The other shop was the place to go. It was about the size of a walk-in closet, and the carpet smelled like a crime had been committed on it and then hastily covered up, but it had the weird stuff: punk, metal, and alt. rock discs you weren't going to find anywhere else. In a town where the Misfits were super-obscure, this mattered. It was an oasis in the middle of the blighted, post-industrial upstate NY landscape. Sometimes we'd go there just to stand around inside because it felt like being anywhere but where we were from.

One of the guys who worked there fronted the big local hardcore punk band. For a while he made a little 'zine that they gave out at the front counter; the 'zine was essentially a "look, kid, here's what we just got in stock that you should be listening to" type of thing. Maybe it had some listings of upcoming shows or something too. Yeah, yeah, it was essentially an advertisement, but more importantly it had character and the recommendations refused to steer you wrong. 

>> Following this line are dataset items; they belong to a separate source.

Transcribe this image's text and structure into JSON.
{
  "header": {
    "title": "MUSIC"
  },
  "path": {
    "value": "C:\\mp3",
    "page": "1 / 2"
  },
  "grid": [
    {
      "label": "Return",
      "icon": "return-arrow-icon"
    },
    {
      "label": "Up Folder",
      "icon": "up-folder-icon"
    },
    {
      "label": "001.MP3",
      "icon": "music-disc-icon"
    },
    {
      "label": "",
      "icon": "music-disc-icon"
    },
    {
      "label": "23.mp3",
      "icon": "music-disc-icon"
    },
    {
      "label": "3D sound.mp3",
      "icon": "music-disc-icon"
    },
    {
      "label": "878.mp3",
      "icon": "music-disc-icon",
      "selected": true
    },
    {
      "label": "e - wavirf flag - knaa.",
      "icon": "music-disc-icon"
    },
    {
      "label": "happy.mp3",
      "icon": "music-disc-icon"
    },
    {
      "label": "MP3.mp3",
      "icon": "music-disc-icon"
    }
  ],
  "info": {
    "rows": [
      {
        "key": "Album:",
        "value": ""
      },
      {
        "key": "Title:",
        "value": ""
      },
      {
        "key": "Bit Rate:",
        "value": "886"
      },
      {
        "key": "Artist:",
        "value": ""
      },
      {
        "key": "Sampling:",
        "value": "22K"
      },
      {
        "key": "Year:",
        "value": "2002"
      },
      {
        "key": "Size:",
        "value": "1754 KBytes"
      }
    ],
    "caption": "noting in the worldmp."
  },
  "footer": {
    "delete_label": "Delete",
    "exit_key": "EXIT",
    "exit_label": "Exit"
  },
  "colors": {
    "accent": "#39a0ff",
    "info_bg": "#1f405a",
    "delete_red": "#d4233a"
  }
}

One of the records that his 'zine strenuously urged me to check out was Neurosis' Enemy of the Sun. The description of it in the 'zine sounded good, but I was hesitant. When you're a teenager and the only money you have is gained through a series of odd (and probably soul-destroying) jobs, you've got to make every dollar spent on music count. But he put Enemy of the Sun on the store's stereo and that was it. No need to put it in a bag, it is going in the Discman as soon as I'm out of the shop.

Enemy of the Sun was my first taste of Neurosis, but it wouldn't be my last. If you haven't yet, click the above for your first taste. You can trust me on this; for weird kids living in the midst of decaying factory towns, music was all we had. Now you should have some too.

Tuesday, December 1, 2015

Saint Azia of the Thorns


  • Although she is an obscure saint of the Church of Saintly Blood, shrines and lonesome chapels devoted to Azia of the Thorns are found throughout Krevborna.
  • Those who take Azia as their patron saint believe that the mortal world is suffused with suffering because pain and torment are transcendental experiences. They believe that both physical pain and emotional torment are to be indulged in and felt deeply.
  • Since pain is a sacrament to those who follow Saint Azia of the Thorns, it is not uncommon for them to favor self-flagellation and the wearing of crude, barbed iron crowns.
  • Some organized worship of Azia is clearly a front for sadists and masochists to meet and ply their vices under the cover of religious fervor.